LIME: Learning Inductive Bias for Primitives of Mathematical Reasoning
Authors: Yuhuai Wu, Markus N Rabe, Wenda Li, Jimmy Ba, Roger B Grosse, Christian Szegedy
ICML 2021 | Conference PDF | Archive PDF | Plain Text | LLM Run Details
| Reproducibility Variable | Result | LLM Response |
|---|---|---|
| Research Type | Experimental | In this section, we present results on four large mathematical reasoning tasks that are especially useful in the context of automated theorem proving. Our results show significant gains in learning inductive biases from synthetic tasks. We have selected four tasks to cover various different styles of interactive theorem provers |
| Researcher Affiliation | Collaboration | Yuhuai Wu 1 2 Markus Rabe 3 Wenda Li 4 Jimmy Ba 1 2 Roger Grosse 1 2 Christian Szegedy 3 *Equal contribution 1University of Toronto, Toronto, Canada 2Vector Institute, Toronto, Canada 3Google Research 4University of Cambridge, Cambridge, UK. |
| Pseudocode | Yes | The complete pseudo-code of generating the symbols, Rule, Case, and Result for one task example is provided in Appendix Algorithm 1. |
| Open Source Code | Yes | The code for generating LIME tasks is available at https: //github.com/tonywu95/LIME. |
| Open Datasets | Yes | We demonstrate that LIME pretrained models provide significant gains across four large mathematical reasoning benchmarks: Isar Step (Li et al., 2021), HOList Skip-tree (Rabe et al., 2021), Meta Math Step (Polu & Sutskever, 2020), and Lean Step (de Moura et al., 2015). For Isar Step: 'The dataset was mined from the public repository of formal proofs of the Isabelle proof assistant (Paulson, 1994).' For Lean Step: 'We extracted 498, 624 number of goal, next lemma pairs from Lean mathlib library (mathlib, 2020; Han et al., 2021).' |
| Dataset Splits | Yes | The Isar Step dataset has '820K, 5000, 5000 sequence pairs for the training, validation, and test sets'. For Meta Math Step: 'We split theorems into train/valid/test theorems of size 35K, 1K, 1K'. For Lean Step: 'We then randomly sampled 8k of lemmas from this set and used the corresponding goal lemma pairs for the validation and the tests (each 4k).' |
| Hardware Specification | Yes | The pretraining was done on a single Nvidia Tesla T4 GPU with 4 CPU cores for 2 hours.

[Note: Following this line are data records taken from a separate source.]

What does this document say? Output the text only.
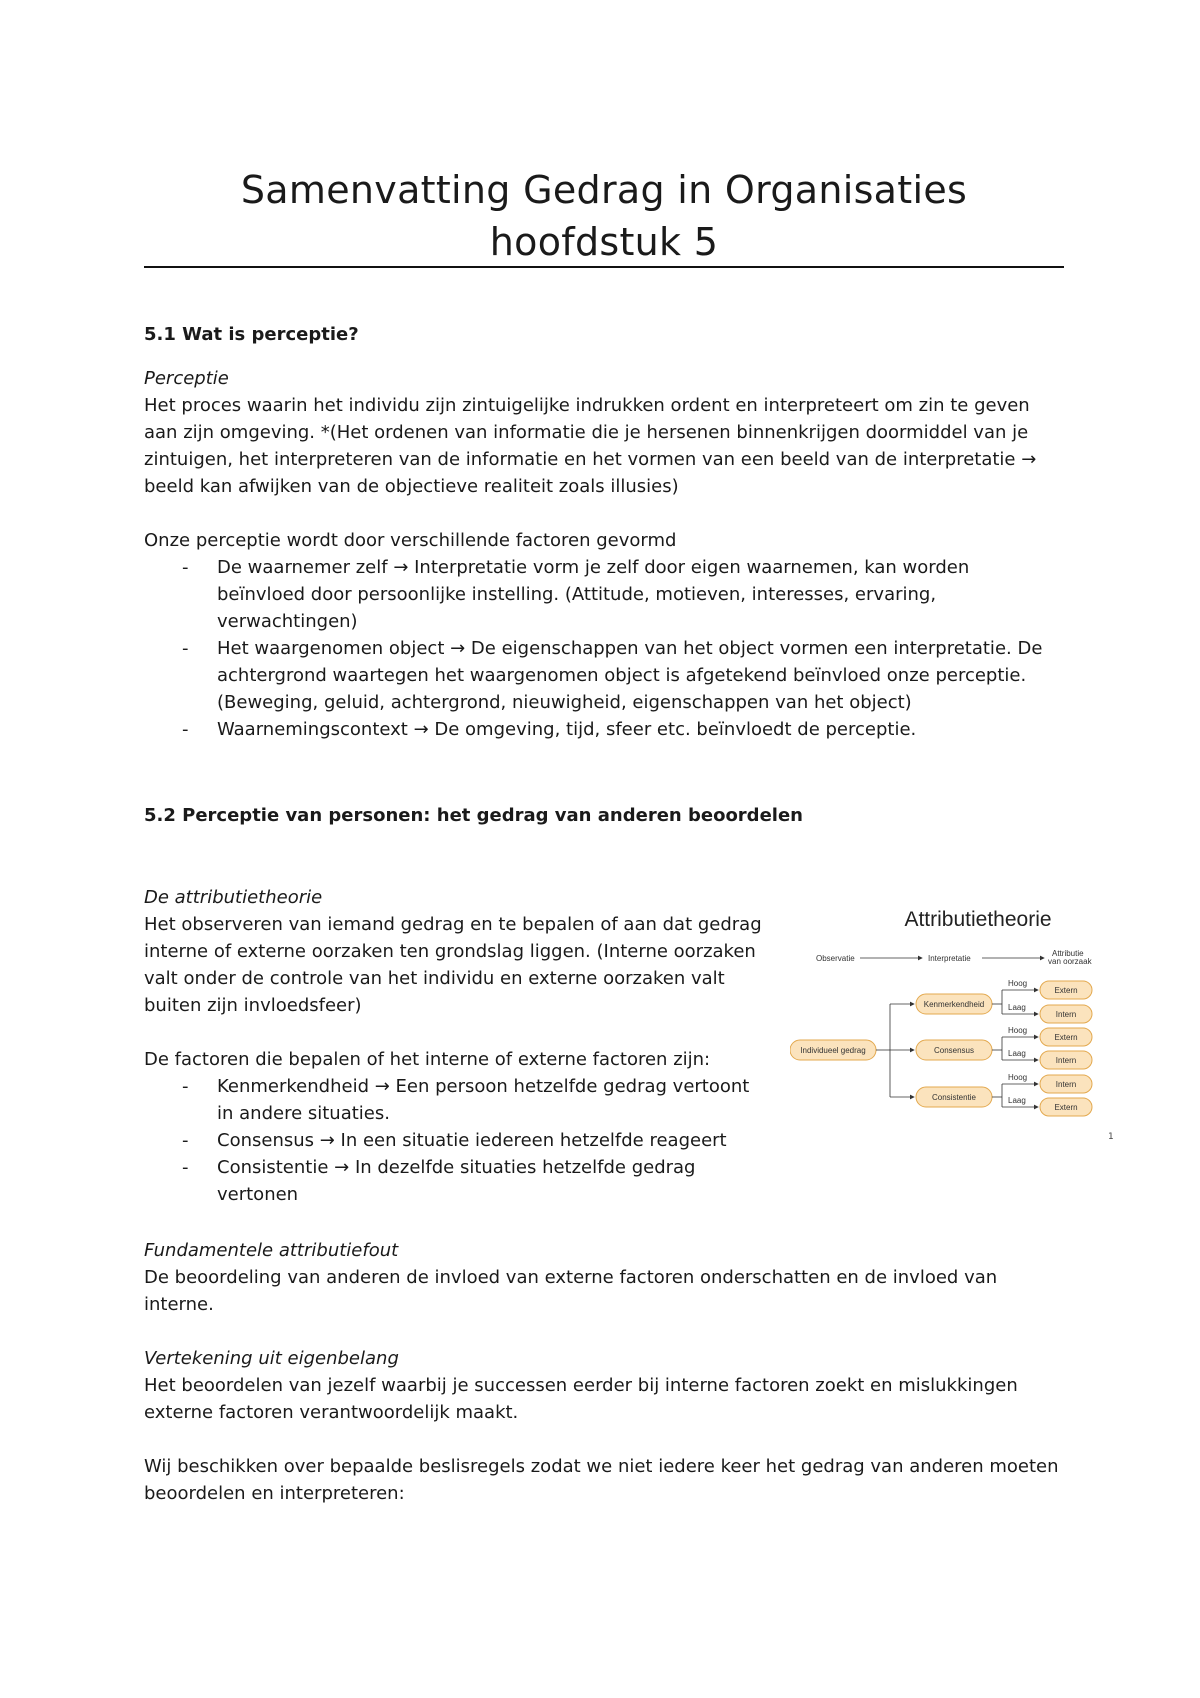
Samenvatting Gedrag in Organisaties
hoofdstuk 5
5.1 Wat is perceptie?
Perceptie
Het proces waarin het individu zijn zintuigelijke indrukken ordent en interpreteert om zin te geven
aan zijn omgeving. *(Het ordenen van informatie die je hersenen binnenkrijgen doormiddel van je
zintuigen, het interpreteren van de informatie en het vormen van een beeld van de interpretatie →
beeld kan afwijken van de objectieve realiteit zoals illusies)
Onze perceptie wordt door verschillende factoren gevormd
- De waarnemer zelf → Interpretatie vorm je zelf door eigen waarnemen, kan worden
beïnvloed door persoonlijke instelling. (Attitude, motieven, interesses, ervaring,
verwachtingen)
- Het waargenomen object → De eigenschappen van het object vormen een interpretatie. De
achtergrond waartegen het waargenomen object is afgetekend beïnvloed onze perceptie.
(Beweging, geluid, achtergrond, nieuwigheid, eigenschappen van het object)
- Waarnemingscontext → De omgeving, tijd, sfeer etc. beïnvloedt de perceptie.
5.2 Perceptie van personen: het gedrag van anderen beoordelen
De attributietheorie
Het observeren van iemand gedrag en te bepalen of aan dat gedrag
interne of externe oorzaken ten grondslag liggen. (Interne oorzaken
valt onder de controle van het individu en externe oorzaken valt
buiten zijn invloedsfeer)
De factoren die bepalen of het interne of externe factoren zijn:
- Kenmerkendheid → Een persoon hetzelfde gedrag vertoont
in andere situaties.
- Consensus → In een situatie iedereen hetzelfde reageert
- Consistentie → In dezelfde situaties hetzelfde gedrag
vertonen
Fundamentele attributiefout
De beoordeling van anderen de invloed van externe factoren onderschatten en de invloed van
interne.
Vertekening uit eigenbelang
Het beoordelen van jezelf waarbij je successen eerder bij interne factoren zoekt en mislukkingen
externe factoren verantwoordelijk maakt.
Wij beschikken over bepaalde beslisregels zodat we niet iedere keer het gedrag van anderen moeten
beoordelen en interpreteren:
Attributietheorie
Observatie	Interpretatie
Attributie
van oorzaak
Individueel gedrag
Kenmerkendheid
Consensus
Consistentie
Hoog
Laag
Hoog
Laag
Hoog
Laag
Extern
Intern
Extern
Intern
Intern
Extern
1
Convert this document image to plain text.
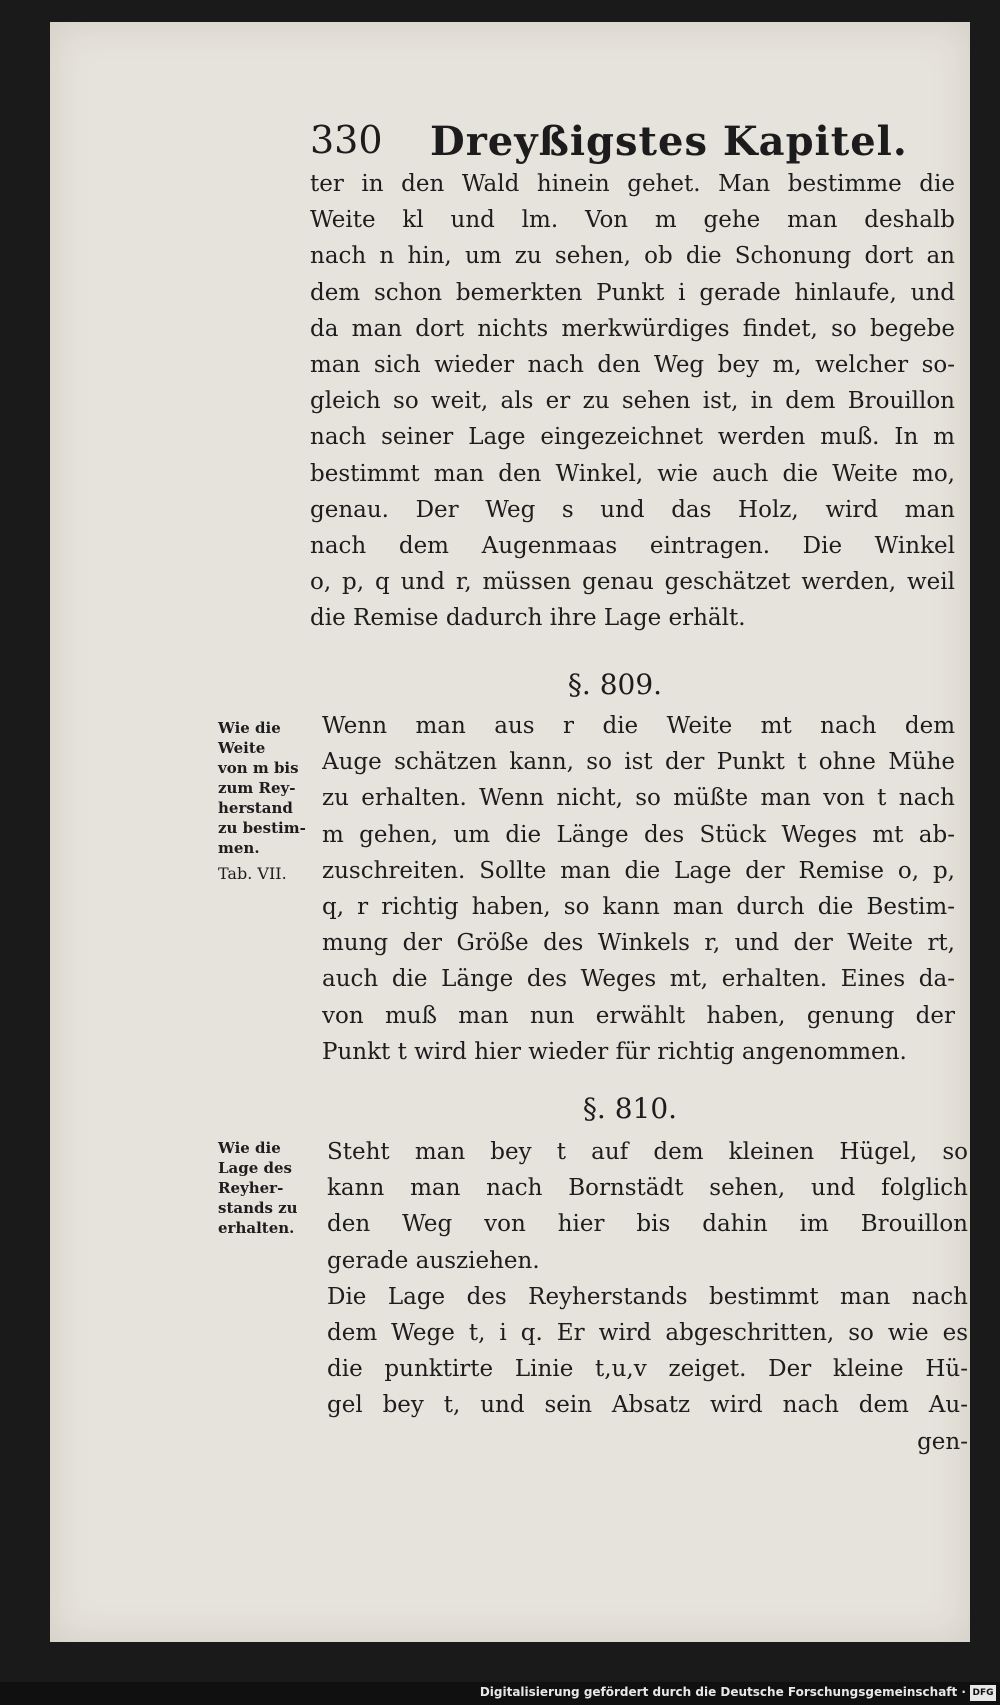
330 Dreyßigstes Kapitel.
ter in den Wald hinein gehet. Man bestimme die
Weite kl und lm. Von m gehe man deshalb
nach n hin, um zu sehen, ob die Schonung dort an
dem schon bemerkten Punkt i gerade hinlaufe, und
da man dort nichts merkwürdiges findet, so begebe
man sich wieder nach den Weg bey m, welcher so-
gleich so weit, als er zu sehen ist, in dem Brouillon
nach seiner Lage eingezeichnet werden muß. In m
bestimmt man den Winkel, wie auch die Weite mo,
genau. Der Weg s und das Holz, wird man
nach dem Augenmaas eintragen. Die Winkel
o, p, q und r, müssen genau geschätzet werden, weil
die Remise dadurch ihre Lage erhält.
§. 809.
Wie die
Weite
von m bis
zum Rey-
herstand
zu bestim-
men.
Tab. VII.
Wenn man aus r die Weite mt nach dem
Auge schätzen kann, so ist der Punkt t ohne Mühe
zu erhalten. Wenn nicht, so müßte man von t nach
m gehen, um die Länge des Stück Weges mt ab-
zuschreiten. Sollte man die Lage der Remise o, p,
q, r richtig haben, so kann man durch die Bestim-
mung der Größe des Winkels r, und der Weite rt,
auch die Länge des Weges mt, erhalten. Eines da-
von muß man nun erwählt haben, genung der
Punkt t wird hier wieder für richtig angenommen.
§. 810.
Wie die
Lage des
Reyher-
stands zu
erhalten.
Steht man bey t auf dem kleinen Hügel, so
kann man nach Bornstädt sehen, und folglich
den Weg von hier bis dahin im Brouillon
gerade ausziehen.
Die Lage des Reyherstands bestimmt man nach
dem Wege t, i q. Er wird abgeschritten, so wie es
die punktirte Linie t,u,v zeiget. Der kleine Hü-
gel bey t, und sein Absatz wird nach dem Au-
gen-
Digitalisierung gefördert durch die Deutsche Forschungsgemeinschaft · DFG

For the downstream task Isar Step and Meta Math Step, we used four Nvidia Tesla T4 GPU with 16 CPU cores for training. For the HOList skip-tree task, we used TPUs for running the experiments. |
| Software Dependencies | No | The paper mentions 'implemented using fairseq (Ott et al., 2019)' but does not specify a version number for fairseq or any other software dependency. |
| Experiment Setup | Yes | We set the maximum number of tokens in a batch to 4096, and accumulate four batches of gradients for one parameter update. We used the Adam optimizer (Kingma & Ba, 2015) with learning rate 3 10 4. We used a dropout rate of 0.1 and label smoothing (Szegedy et al., 2016) with a coefficient 0.1. All experiments used the transformer base model from (Vaswani et al., 2017), i.e. 512 hidden size, 2048 filter size, 8 attention heads. For the Isar Step and Meta Math Step task, we used 6 layers for both the encoder and decoder. |